John Cochran

Cricket information
- Batting: Right-handed
- Bowling: Right-arm medium-fast

International information
- National side: South Africa;
- Only Test: 21 February 1931 v England

Career statistics
| Competition | Test | First-class |
| Matches | 1 | 6 |
| Runs scored | 4 | 25 |
| Batting average | 4.00 | 4.16 |
| 100s/50s | 0/0 | 0/0 |
| Top score | 4 | 13 |
| Balls bowled | 138 | 906 |
| Wickets | 0 | 15 |
| Bowling average | – | 24.06 |
| 5 wickets in innings | – | 0 |
| 10 wickets in match | – | 0 |
| Best bowling | – | 3/34 |
| Catches/stumpings | 0/– | 2/– |
- Source: Cricinfo, 14 November 2022

= John Cochran (cricketer) =

South African cricketer

John Alexander Kennedy Cochran (15 July 1909 – 15 June 1987) was a South African cricketer who played in one Test match in 1931.

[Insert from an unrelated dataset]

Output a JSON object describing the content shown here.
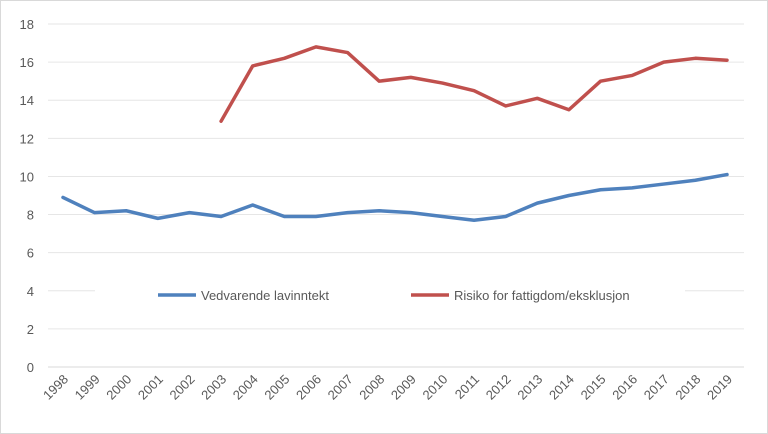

Cochran was a right-arm medium-fast bowler and a tail-end right-handed batsman. Having played only four previous first-class matches and never having taken more than three wickets in an innings, he was picked for South Africa for the fifth and final Test of the 1930–31 England tour at Durban, where South Africa needed only to draw to seal the series victory. Cochran took no wickets, but the draw was achieved. He played only one further first-class match.